Thursday, August 27, 2009
Behind The Scoreboard
NCAA wipes away Tigers’ great season
The basketball world will probably little note nor long remember what is, and has been, said in articles like this since the news leaped across all the media last week about the University of Memphis’ men’s basketball program. Its most spectacular season was wiped away in one fell swoop by the NCAA. The record setting 2007-08 season had set the collegiate sport of basketball ablaze.
One didn’t have to be a dyed in the wool fan to develop an unending admiration for their skyrocketing accomplishments. Each week of the regular schedule, they brought a greater base of excitement and expectations. They had the “horses,” so to speak. The era was ushered in with the advent of their prolific coach, John Calipari. A very likeable mentor, endowed with an engrossing persona. John C. was right at home in the TV spotlight. Now there are those in the Memphis community who feel that any indiscretions in the Tigers’ program should be laid at the door of the former coach.

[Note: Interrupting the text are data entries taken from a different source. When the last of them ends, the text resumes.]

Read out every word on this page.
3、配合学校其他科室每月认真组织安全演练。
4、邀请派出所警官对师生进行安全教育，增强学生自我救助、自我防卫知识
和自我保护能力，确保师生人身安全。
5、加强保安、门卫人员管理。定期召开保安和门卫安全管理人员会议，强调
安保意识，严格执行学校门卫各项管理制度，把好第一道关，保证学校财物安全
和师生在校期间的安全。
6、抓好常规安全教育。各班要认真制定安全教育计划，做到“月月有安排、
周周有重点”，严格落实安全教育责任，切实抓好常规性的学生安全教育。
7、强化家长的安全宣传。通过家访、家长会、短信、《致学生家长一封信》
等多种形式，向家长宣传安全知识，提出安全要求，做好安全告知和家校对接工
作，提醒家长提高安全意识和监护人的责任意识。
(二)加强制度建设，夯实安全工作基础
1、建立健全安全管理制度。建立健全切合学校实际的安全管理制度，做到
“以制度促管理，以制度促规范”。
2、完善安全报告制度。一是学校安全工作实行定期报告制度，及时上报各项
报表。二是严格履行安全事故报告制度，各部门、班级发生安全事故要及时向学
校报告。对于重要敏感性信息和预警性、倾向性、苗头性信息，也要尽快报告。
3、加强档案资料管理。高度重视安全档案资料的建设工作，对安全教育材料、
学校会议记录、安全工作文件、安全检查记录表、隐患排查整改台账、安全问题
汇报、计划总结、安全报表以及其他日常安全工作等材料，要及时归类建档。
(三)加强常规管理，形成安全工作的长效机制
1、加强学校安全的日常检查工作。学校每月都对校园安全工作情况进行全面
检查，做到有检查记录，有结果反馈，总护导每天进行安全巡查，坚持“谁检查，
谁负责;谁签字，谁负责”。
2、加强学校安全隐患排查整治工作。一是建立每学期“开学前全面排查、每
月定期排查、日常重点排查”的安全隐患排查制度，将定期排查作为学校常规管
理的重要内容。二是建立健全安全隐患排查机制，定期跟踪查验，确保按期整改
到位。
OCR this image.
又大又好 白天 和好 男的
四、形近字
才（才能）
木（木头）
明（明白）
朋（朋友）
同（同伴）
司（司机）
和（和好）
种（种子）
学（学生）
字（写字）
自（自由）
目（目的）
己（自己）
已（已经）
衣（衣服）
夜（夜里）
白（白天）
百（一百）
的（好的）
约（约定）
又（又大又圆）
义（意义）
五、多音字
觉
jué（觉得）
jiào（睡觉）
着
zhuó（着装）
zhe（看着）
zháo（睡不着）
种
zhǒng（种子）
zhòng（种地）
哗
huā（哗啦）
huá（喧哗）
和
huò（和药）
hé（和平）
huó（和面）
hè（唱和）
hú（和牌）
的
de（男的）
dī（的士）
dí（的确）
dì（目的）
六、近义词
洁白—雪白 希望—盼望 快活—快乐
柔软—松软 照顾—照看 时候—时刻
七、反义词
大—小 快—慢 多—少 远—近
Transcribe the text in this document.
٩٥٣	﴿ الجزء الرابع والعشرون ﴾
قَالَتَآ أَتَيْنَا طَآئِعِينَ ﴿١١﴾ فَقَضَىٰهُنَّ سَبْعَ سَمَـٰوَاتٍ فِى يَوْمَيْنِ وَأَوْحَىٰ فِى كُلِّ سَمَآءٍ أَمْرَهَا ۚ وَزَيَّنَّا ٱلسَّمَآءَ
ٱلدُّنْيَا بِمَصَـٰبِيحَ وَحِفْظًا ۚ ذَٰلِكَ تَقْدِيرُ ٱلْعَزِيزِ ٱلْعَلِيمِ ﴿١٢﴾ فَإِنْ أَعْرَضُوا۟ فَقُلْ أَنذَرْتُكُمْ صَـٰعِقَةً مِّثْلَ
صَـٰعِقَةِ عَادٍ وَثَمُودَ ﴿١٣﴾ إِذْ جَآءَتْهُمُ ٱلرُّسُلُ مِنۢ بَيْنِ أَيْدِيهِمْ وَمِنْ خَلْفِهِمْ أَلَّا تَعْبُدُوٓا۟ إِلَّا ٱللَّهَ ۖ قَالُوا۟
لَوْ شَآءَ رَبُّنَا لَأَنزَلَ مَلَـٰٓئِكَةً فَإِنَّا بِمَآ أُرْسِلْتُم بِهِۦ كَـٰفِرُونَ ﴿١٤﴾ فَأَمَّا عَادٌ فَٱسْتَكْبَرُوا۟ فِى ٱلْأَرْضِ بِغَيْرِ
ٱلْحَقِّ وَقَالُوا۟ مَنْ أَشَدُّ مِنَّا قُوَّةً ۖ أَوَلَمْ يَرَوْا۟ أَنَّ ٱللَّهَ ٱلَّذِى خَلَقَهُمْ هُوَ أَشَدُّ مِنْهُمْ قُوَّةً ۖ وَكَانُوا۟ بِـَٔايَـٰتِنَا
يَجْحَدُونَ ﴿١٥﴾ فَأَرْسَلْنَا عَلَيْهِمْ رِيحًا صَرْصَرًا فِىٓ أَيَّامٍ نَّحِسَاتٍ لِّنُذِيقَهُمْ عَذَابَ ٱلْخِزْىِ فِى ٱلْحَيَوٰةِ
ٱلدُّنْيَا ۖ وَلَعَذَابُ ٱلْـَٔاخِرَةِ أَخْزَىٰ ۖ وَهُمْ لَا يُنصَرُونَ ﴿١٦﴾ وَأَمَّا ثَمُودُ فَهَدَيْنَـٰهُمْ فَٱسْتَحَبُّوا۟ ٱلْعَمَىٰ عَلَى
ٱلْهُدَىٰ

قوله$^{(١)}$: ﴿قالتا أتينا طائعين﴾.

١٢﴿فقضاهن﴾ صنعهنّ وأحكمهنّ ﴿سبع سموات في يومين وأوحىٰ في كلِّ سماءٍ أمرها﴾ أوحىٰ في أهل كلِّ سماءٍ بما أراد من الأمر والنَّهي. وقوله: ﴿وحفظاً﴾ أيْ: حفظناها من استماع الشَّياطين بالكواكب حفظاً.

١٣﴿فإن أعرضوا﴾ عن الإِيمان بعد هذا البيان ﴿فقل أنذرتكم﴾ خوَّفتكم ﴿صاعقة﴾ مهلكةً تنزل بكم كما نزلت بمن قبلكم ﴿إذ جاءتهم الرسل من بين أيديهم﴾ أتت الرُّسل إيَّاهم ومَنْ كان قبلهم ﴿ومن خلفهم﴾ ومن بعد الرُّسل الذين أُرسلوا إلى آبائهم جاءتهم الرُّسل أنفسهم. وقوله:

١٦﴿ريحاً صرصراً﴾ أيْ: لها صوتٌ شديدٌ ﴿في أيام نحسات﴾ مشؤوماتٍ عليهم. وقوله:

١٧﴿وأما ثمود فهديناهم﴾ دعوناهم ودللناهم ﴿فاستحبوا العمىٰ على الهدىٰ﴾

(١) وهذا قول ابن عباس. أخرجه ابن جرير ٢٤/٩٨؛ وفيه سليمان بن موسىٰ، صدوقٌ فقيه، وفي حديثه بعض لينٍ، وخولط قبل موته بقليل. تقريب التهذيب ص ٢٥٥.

The A.D. at Memphis (R.C. Johnson) has also come under scrutiny as having given Big John a free rein in leading the Tigers’ program. There are myriad reasons why this writer wouldn’t agree with such insinuations. Did the A.D. err in giving his new coach a certain latitude in building a program which was to gain national attention and respect? The truth of the matter is that the NCAA held Coach Calipari completely blameless in any and all of its allegations. It was not privy to all of the reports that Calipari cooperated fully in all areas of the NCAA committee’s investigation.
The inquiry targeted one player on the Tigers’ history-making team: Derek Rose. It would appear that Rose had failed his SAT twice in Illinois. There was a successful score recorded in Michigan, but the ETS said that the test hadn’t been taken by Rose. The NCAA had delved into these examinations and cleared Rose, granting him eligibility on not one but two occasions to play at the collegiate level. Rose was ruled illegal after the Tigers’ outstanding season was over!
We are not privy to all of the NCAA’s finding. But is it just to strip away a school’s best effort ever? Is there any credible, concrete evidence available that would be important enough for the indictment of an entire program?
The university is appealing the “death sentence.” And that would be completely appropriate in this instance. Research for this article was not extensive or exhaustive, but it turned up no successful appeal. Shouldn’t the NCAA be required to publish irrefutable evidence of complicity in this matter which resulted in irrevocable consequences?
Be completely honest. How do you really feel about the NCAA’s decision?